Genevieve glanced at her wrist watch. Now her cleaning run was behind schedule. She’d have to pick up the pace to make lunch at 12 sharp. She was surprised the supervising orderly hadn’t come looking for her yet.
“Mme. Cadeaux,” her supervisor’s voice called.
Speak of the devil, she thought. “And it’s Doctor,” she mumbled aloud, her indignation rising. She had decided to behave herself today. It was June 24th, and in celebration of St. Jean Baptiste Day, the hospital was treating its patients to a lunch of Velveeta Cheese and Macaroni!

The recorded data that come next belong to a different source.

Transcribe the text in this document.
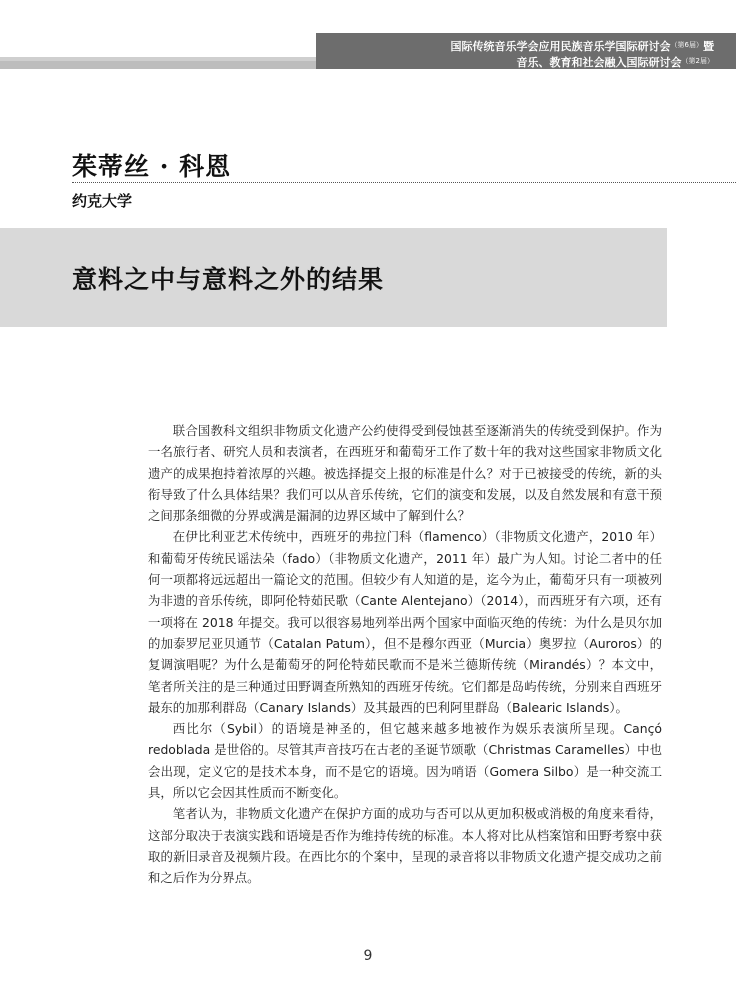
国际传统音乐学会应用民族音乐学国际研讨会$^{(第6届)}$暨
音乐、教育和社会融入国际研讨会$^{(第2届)}$
茱蒂丝 · 科恩
约克大学
意料之中与意料之外的结果

联合国教科文组织非物质文化遗产公约使得受到侵蚀甚至逐渐消失的传统受到保护。作为一名旅行者、研究人员和表演者，在西班牙和葡萄牙工作了数十年的我对这些国家非物质文化遗产的成果抱持着浓厚的兴趣。被选择提交上报的标准是什么？对于已被接受的传统，新的头衔导致了什么具体结果？我们可以从音乐传统，它们的演变和发展，以及自然发展和有意干预之间那条细微的分界或满是漏洞的边界区域中了解到什么？

在伊比利亚艺术传统中，西班牙的弗拉门科（flamenco）（非物质文化遗产，2010 年）和葡萄牙传统民谣法朵（fado）（非物质文化遗产，2011 年）最广为人知。讨论二者中的任何一项都将远远超出一篇论文的范围。但较少有人知道的是，迄今为止，葡萄牙只有一项被列为非遗的音乐传统，即阿伦特茹民歌（Cante Alentejano）（2014），而西班牙有六项，还有一项将在 2018 年提交。我可以很容易地列举出两个国家中面临灭绝的传统：为什么是贝尔加的加泰罗尼亚贝通节（Catalan Patum），但不是穆尔西亚（Murcia）奥罗拉（Auroros）的复调演唱呢？为什么是葡萄牙的阿伦特茹民歌而不是米兰德斯传统（Mirandés）？本文中，笔者所关注的是三种通过田野调查所熟知的西班牙传统。它们都是岛屿传统，分别来自西班牙最东的加那利群岛（Canary Islands）及其最西的巴利阿里群岛（Balearic Islands）。

西比尔（Sybil）的语境是神圣的，但它越来越多地被作为娱乐表演所呈现。Cançó redoblada 是世俗的。尽管其声音技巧在古老的圣诞节颂歌（Christmas Caramelles）中也会出现，定义它的是技术本身，而不是它的语境。因为哨语（Gomera Silbo）是一种交流工具，所以它会因其性质而不断变化。

笔者认为，非物质文化遗产在保护方面的成功与否可以从更加积极或消极的角度来看待，这部分取决于表演实践和语境是否作为维持传统的标准。本人将对比从档案馆和田野考察中获取的新旧录音及视频片段。在西比尔的个案中，呈现的录音将以非物质文化遗产提交成功之前和之后作为分界点。

9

Her mouth salivated at the thought. Genevieve was hungry. But hunger aside, she needed to show them how stable and efficient and safe she was.
The Institution had allowed her to perform cleaning duties and basic housekeeping chores. She had become a productive member of the psychiatric hospital. A safe patient. Not a hostile or dangerous one. If she kept this up they’d promote her. They would let her clean the washrooms on the 5th floor - the Permanent Residence Ward.
Security was significantly lower in the Permanent Residence Ward. Then she could make contact with Luis Casiano. After, a cell phone. Any cell phone, then, Sentinel.
She looked into the still slightly fogged mirror. She couldn't resist as she quickly traced the outline of an oblong symbol, her thumb dotting a ring of spots around it. The Bister Blade. Genevieve had no idea what the name meant. It disappeared as the mirror cleared.